My parent’s relationship has its own unique and interesting twists. Mom shadows dad at times, afraid I suppose:  and will often tell him not to do things, then the war is on  and he will get mad and do them anyway in spite I suppose. When he is mad at mom he will turn her high school picture around and their wedding picture to face them against the wall and then he will tell us kids the story of how she went to the rest home and had an affair on him. (One day I got so frustrated I told dad the man had died. Now he thinks god got the man back for taking his wife away.) Oh well we cannot win for losing some days.

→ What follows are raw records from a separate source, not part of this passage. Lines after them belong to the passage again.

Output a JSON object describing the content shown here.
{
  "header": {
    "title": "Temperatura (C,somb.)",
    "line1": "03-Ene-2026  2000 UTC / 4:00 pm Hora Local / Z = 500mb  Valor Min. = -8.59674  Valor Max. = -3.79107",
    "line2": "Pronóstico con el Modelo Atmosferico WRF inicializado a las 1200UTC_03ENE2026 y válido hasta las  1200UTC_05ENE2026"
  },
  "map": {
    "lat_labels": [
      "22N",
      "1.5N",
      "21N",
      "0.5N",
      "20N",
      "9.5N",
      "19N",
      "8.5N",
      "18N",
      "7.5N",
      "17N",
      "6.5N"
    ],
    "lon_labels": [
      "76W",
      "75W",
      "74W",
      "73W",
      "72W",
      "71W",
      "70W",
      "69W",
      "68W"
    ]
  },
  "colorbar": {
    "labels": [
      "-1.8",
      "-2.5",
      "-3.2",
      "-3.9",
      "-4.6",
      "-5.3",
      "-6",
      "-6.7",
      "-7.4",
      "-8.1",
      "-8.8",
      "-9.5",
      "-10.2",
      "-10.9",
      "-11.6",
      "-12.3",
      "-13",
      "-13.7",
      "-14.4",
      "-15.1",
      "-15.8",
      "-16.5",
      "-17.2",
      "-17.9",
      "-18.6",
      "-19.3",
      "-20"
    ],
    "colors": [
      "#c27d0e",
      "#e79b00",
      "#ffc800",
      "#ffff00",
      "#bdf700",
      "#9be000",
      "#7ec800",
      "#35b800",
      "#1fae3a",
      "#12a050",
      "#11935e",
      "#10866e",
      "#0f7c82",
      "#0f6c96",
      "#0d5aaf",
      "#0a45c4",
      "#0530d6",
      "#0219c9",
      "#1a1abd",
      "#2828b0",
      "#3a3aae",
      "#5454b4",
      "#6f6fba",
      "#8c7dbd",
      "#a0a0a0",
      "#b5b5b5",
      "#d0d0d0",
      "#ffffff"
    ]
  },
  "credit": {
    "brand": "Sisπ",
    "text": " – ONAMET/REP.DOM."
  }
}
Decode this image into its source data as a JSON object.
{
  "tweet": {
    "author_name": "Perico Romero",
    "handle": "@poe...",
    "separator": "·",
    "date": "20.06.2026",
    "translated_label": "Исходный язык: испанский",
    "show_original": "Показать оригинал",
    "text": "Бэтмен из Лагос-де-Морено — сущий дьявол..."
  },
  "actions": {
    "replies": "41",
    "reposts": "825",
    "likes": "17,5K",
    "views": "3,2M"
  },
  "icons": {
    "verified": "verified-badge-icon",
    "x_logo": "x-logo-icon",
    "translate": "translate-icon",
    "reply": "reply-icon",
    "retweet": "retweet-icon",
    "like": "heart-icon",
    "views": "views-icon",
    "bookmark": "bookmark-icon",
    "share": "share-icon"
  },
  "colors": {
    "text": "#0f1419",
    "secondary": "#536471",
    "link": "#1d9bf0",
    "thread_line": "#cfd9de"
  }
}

Mom just shakes her head, I put her picture back up and the next day he will be carrying it around and telling everyone what a beautiful wife he has. The most beautiful day I had was the day he took it with him, the day mom got to come home. I took dad along when we went to pick her up at the rest home. But on the same breath that is the day all hell broke loose because that is the day he showed the picture to a man and said “have you seen my beautiful wife”.  And the man said “please don’t take her home she always has a smile for everyone and we would miss her. That is the day dad thought she was running around on him. God bless my father and mother. And thank god that when dad said you work too hard to take care of us , I knew in my heart I do not work hard enough, and when he said   “I am such a burden “ My husband reminded him of all the times he took care of us. That day I told dad the story of how when I was a child and he stayed up all night because I had the measles and I was never a burden to neither him nor him a burden to me. But when I said measles he said ya and rubella too.”  Reminding me that I had numerous childhood illness  that kept my parents up all night and I never heard one complaint from them as they lowered my fever and tucked me back in.  No it is not a burden in the sense that I have ever regretted stepping up to the plate to keep mom and dad in their home. But man there are days I am glad my husband or a nurse shows up so I can shut the door to the bedroom and let out a swear word or two then play a game or write for a bit.